No, this is not a blog about the old television game starring Hugh Downs among others called Concentration. Rather, this is about concentration in the financial markets among fund managers, and concentration within those fund managers of what assets they are investing in by virtue of their presence as index fund managers.
The Big Three
As to concentration among fund managers, the three largest are Vanguard, BlackRock, and State Street. You may invest your money in index funds, but some firm is managing those index funds even for the pittance of a few basis points that they charge. Chances are one of these three companies manages the index fund that you own. For instance, do you own the SPY, the largest ETF that tracks the S&P 500 Index? The SPY and all of the related “spider” funds are managed by State Street Global Advisors. The huge iShares family of funds is managed by BlackRock. Vanguard and its founder John Bogle founded index funds and they remain huge ETF managers. Together they had over $15 Trillion (with a T) under management as of 3Q 2019 (Google it). By virtue of their size, one of them is the largest shareholder in about half of all publicly-traded US companies, according to this article. So what, you might say.
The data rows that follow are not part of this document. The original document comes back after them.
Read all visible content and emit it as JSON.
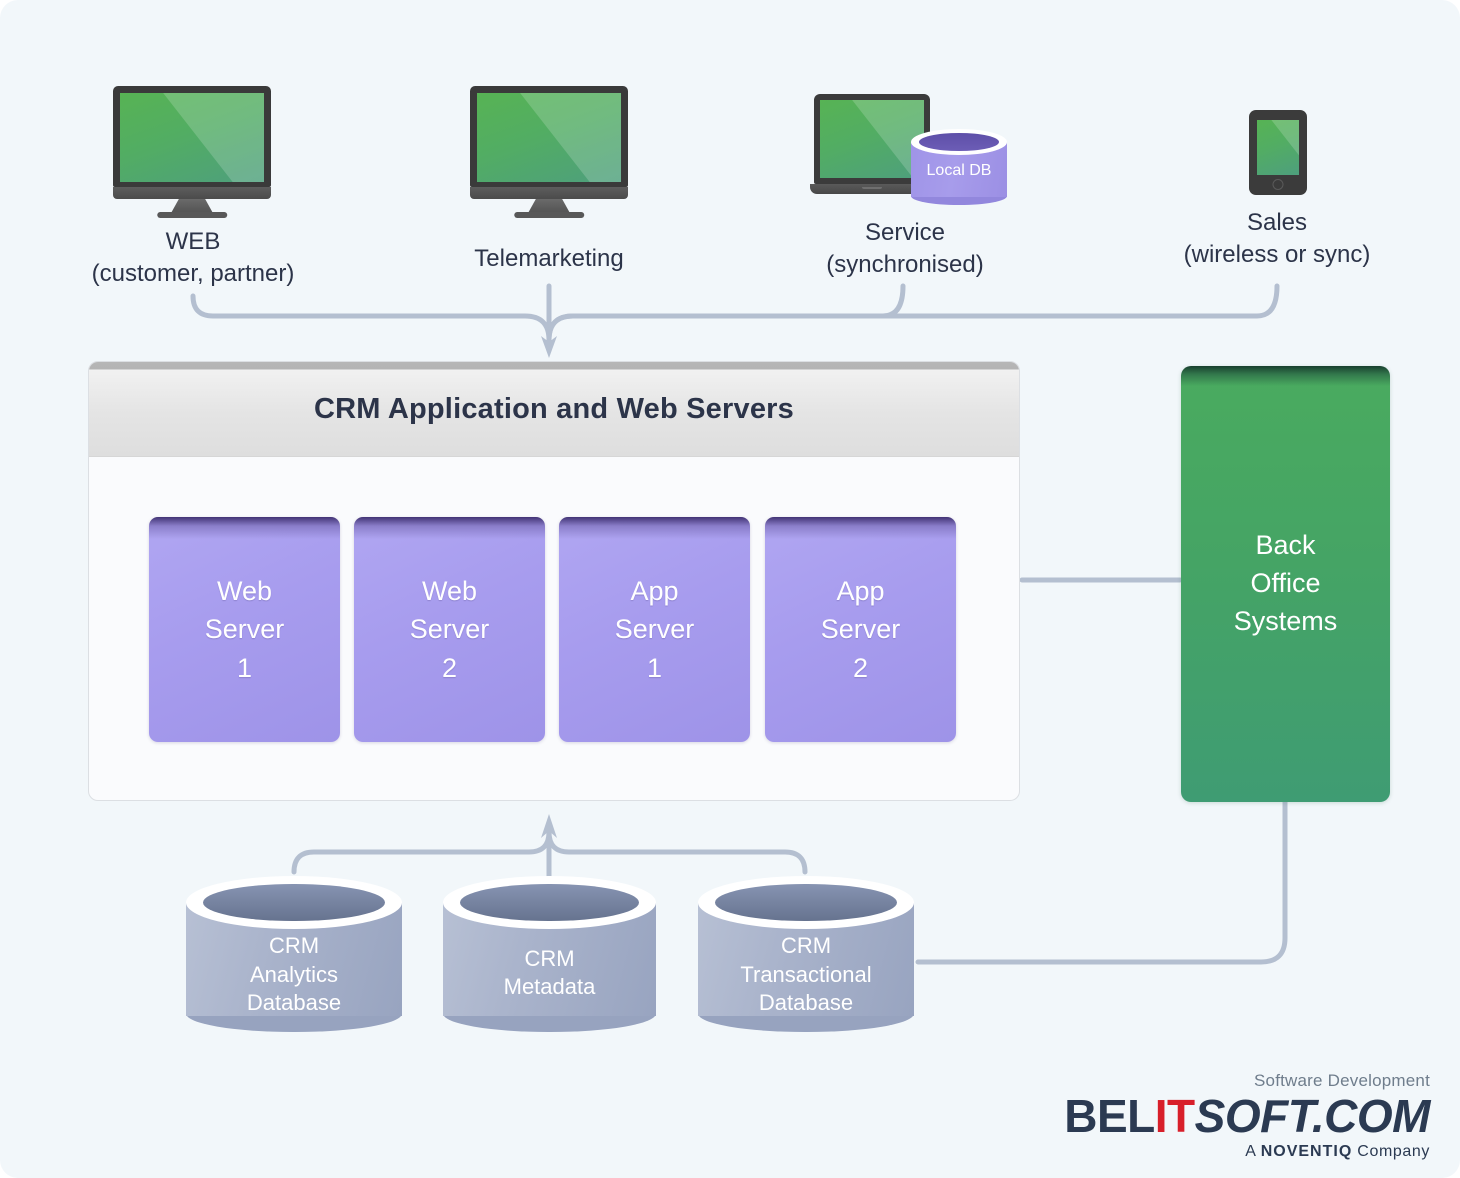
{
  "page": {
    "background": "#f2f7fa",
    "text_color": "#2c3449",
    "connector_color": "#b4bfd0"
  },
  "clients": [
    {
      "id": "web",
      "device": "desktop-monitor",
      "label": "WEB\n(customer, partner)"
    },
    {
      "id": "telemarketing",
      "device": "desktop-monitor",
      "label": "Telemarketing"
    },
    {
      "id": "service",
      "device": "laptop",
      "label": "Service\n(synchronised)",
      "local_db_label": "Local DB"
    },
    {
      "id": "sales",
      "device": "tablet",
      "label": "Sales\n(wireless or sync)"
    }
  ],
  "crm_panel": {
    "title": "CRM Application and Web Servers",
    "header_color": "#e4e4e4",
    "body_color": "#fafbfd",
    "servers": [
      {
        "id": "web-server-1",
        "label": "Web\nServer\n1"
      },
      {
        "id": "web-server-2",
        "label": "Web\nServer\n2"
      },
      {
        "id": "app-server-1",
        "label": "App\nServer\n1"
      },
      {
        "id": "app-server-2",
        "label": "App\nServer\n2"
      }
    ],
    "server_color": "#a79cee"
  },
  "back_office": {
    "label": "Back\nOffice\nSystems",
    "color": "#45a465"
  },
  "databases": [
    {
      "id": "crm-analytics-database",
      "label": "CRM\nAnalytics\nDatabase"
    },
    {
      "id": "crm-metadata",
      "label": "CRM\nMetadata"
    },
    {
      "id": "crm-transactional-database",
      "label": "CRM\nTransactional\nDatabase"
    }
  ],
  "logo": {
    "tagline": "Software Development",
    "word_1": "BEL",
    "word_it": "IT",
    "word_2": "SOFT.COM",
    "subline_prefix": "A ",
    "subline_brand": "NOVENTIQ",
    "subline_suffix": " Company"
  }
}
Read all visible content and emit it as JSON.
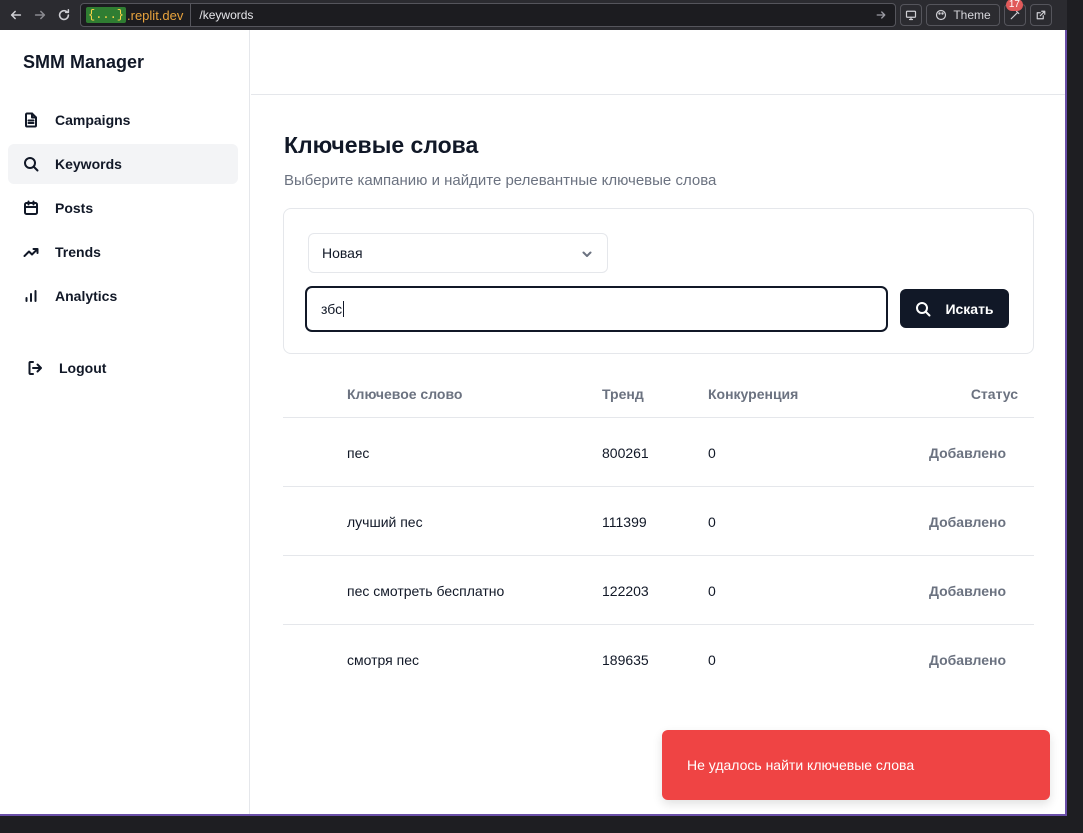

Well, for one thing, if they are shareholders, they are entitled to vote in individual corporate elections and thereby have a role in the way corporations are governed. If they are just index ETF managers, then they should not be a source of activism in corporate management, wouldn’t you think? Not so fast! Have you read some recent statements by Larry Fink, the head of BlackRock? Fink is concerned with Climate Change and wants all companies to divest themselves of coal. Fink is writing letters to all companies wherein BlackRock is a shareholder (i.e., probably all public companies in the US) warning them to divest of coal or risk being sold by BlackRock. Don’t know how Fink is going to accomplish this, but the point is it doesn’t sound like a letter from a “passive” ETF fund manager.
The switch from individuals (and institutions, for that matter) investing in individual companies to funds such as ETFs that have low management fees is a good thing in general because of portfolio diversity but it has a flip side. The flip side is that only a few companies manage these ETFs which have become huge. Because they are so huge, the companies that manage these ETFs, particularly the Big Three of State Street, BlackRock, and Vanguard, are in a position to throw their weight around perhaps when they should not. Moreover, what if something exogenous happens to one or more of these Big Three? How would that upend and cause turmoil in the financial markets? Think about a major computer systems hack of one of the three that causes loss of data. How would that be dealt with, and what would be the effect in the markets? We don’t know because this level of concentration is unique, at least in the last 100 years. I’m not recommending this situation gets rectified because I believe on the whole these ETFs are a good thing, but just be aware that there are issues out there that could pop up and cause indigestion.
As to the other area of concentration; namely, that a growing amount of market capitalization is in the very largest of companies, I will deal with in a later blog post.